Ce qu’il ne faut jamais oublier, c’est que Chuck Norris est un formidable pratiquant d’arts martiaux. Il a obtenu de nombreux titres de champion du monde dans sa discipline, avant de faire quelques apparitions au cinéma, notamment dans un duel épique avec Bruce Lee dans la Fureur du Dragon. Je ne suis pas friand de ce genre de films, mais il faut reconnaître que leur combat est impressionnant ! C’est assez naturellement donc qu’il a été amené à jouer les premiers rôles dans diverses productions américaines d’action, comme Delta Force. Mais là où le bât blesse, c’est au niveau de son jeu d’acteur totalement ridicule : un monstre de sobriété qui nous assène dans chacun de ses films des répliques telles que : «- Et qu’esse qué tou va fère mainnetenant connarre ? - Si tu continues comme ça, tu vas repartir avec les couilles dans un Tupperware ! » (J’essaie volontairement de reproduire l’accent ridicule du doubleur) ou encore «- Braddock ! Attention où vous mettez les pieds ! – Je mets les pieds où je veux Little John ! Et c’est souvent dans la gueule ! ».

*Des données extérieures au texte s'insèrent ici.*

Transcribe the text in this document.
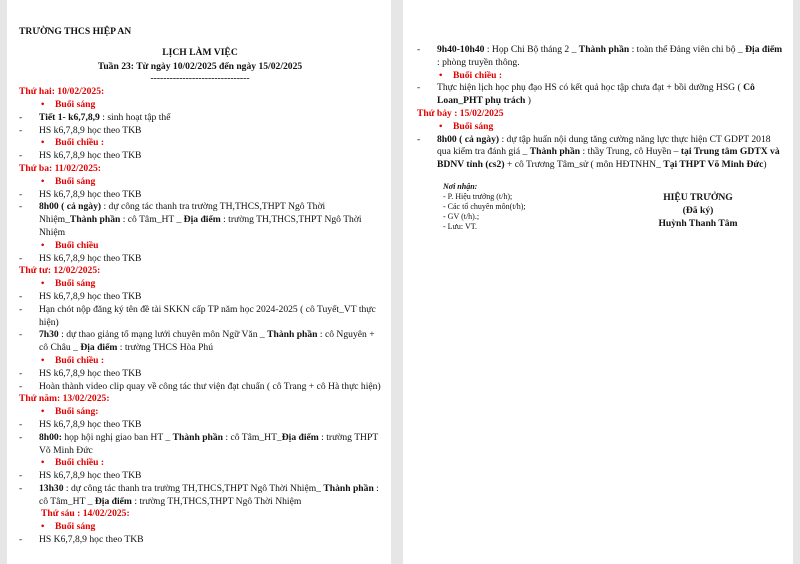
TRƯỜNG THCS HIỆP AN
LỊCH LÀM VIỆC
Tuần 23: Từ ngày 10/02/2025 đến ngày 15/02/2025
-------------------------------
Thứ hai: 10/02/2025:
• Buổi sáng
- Tiết 1- k6,7,8,9 : sinh hoạt tập thể
- HS k6,7,8,9 học theo TKB
• Buổi chiều :
- HS k6,7,8,9 học theo TKB
Thứ ba: 11/02/2025:
• Buổi sáng
- HS k6,7,8,9 học theo TKB
- 8h00 ( cả ngày) : dự công tác thanh tra trường TH,THCS,THPT Ngô Thời Nhiệm_Thành phần : cô Tâm_HT _ Địa điểm : trường TH,THCS,THPT Ngô Thời Nhiệm
• Buổi chiều
- HS k6,7,8,9 học theo TKB
Thứ tư: 12/02/2025:
• Buổi sáng
- HS k6,7,8,9 học theo TKB
- Hạn chót nộp đăng ký tên đề tài SKKN cấp TP năm học 2024-2025 ( cô Tuyết_VT thực hiện)
- 7h30 : dự thao giảng tổ mạng lưới chuyên môn Ngữ Văn _ Thành phần : cô Nguyên + cô Châu _ Địa điểm : trường THCS Hòa Phú
• Buổi chiều :
- HS k6,7,8,9 học theo TKB
- Hoàn thành video clip quay về công tác thư viện đạt chuẩn ( cô Trang + cô Hà thực hiện)
Thứ năm: 13/02/2025:
• Buổi sáng:
- HS k6,7,8,9 học theo TKB
- 8h00: họp hội nghị giao ban HT _ Thành phần : cô Tâm_HT_Địa điểm : trường THPT Võ Minh Đức
• Buổi chiều :
- HS k6,7,8,9 học theo TKB
- 13h30 : dự công tác thanh tra trường TH,THCS,THPT Ngô Thời Nhiệm_ Thành phần : cô Tâm_HT _ Địa điểm : trường TH,THCS,THPT Ngô Thời Nhiệm
Thứ sáu : 14/02/2025:
• Buổi sáng
- HS K6,7,8,9 học theo TKB
- 9h40-10h40 : Họp Chi Bộ tháng 2 _ Thành phần : toàn thể Đảng viên chi bộ _ Địa điểm : phòng truyền thông.
• Buổi chiều :
- Thực hiện lịch học phụ đạo HS có kết quả học tập chưa đạt + bồi dưỡng HSG ( Cô Loan_PHT phụ trách )
Thứ bảy : 15/02/2025
• Buổi sáng
- 8h00 ( cả ngày) : dự tập huấn nội dung tăng cường năng lực thực hiện CT GDPT 2018 qua kiểm tra đánh giá _ Thành phần : thầy Trung, cô Huyền – tại Trung tâm GDTX và BDNV tỉnh (cs2) + cô Trương Tâm_sử ( môn HĐTNHN_ Tại THPT Võ Minh Đức)
Nơi nhận:
- P. Hiệu trưởng (t/h);
- Các tổ chuyên môn(t/h);
- GV (t/h).;
- Lưu: VT.
HIỆU TRƯỞNG
(Đã ký)
Huỳnh Thanh Tâm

Je vais donc m’appesantir un peu plus sur Delta Force 2 que je viens de regarder, et essayer de vous montrer en quoi ce long métrage et la filmographie de Chuck Norris, relèvent de l’histoire même du nanar. Le scénario est assez basique ; la DEA américaine (les stupéfiants) essaie depuis des années de mettre la main sur Ramon Cota, un gros trafiquant de cocaïne sud-américain qui réside dans le pays imaginaire du San Carlos ; peut-être les producteurs ont-ils estimé que l’on pouvait renommer la Colombie… Les multiples opérations, d’ingérence totale au passage, ne sont que des échecs retentissants, il faut donc faire appel à des pros : les soldats de la Force Delta. Des militaires surentraînés, sorte de GIGN américain, spécialistes des missions d’extraction en terrain ennemi. Inutile de vous dire qu’ils ont plus l’air de gentils garçons jouant à la guéguerre que de véritables machines à tuer.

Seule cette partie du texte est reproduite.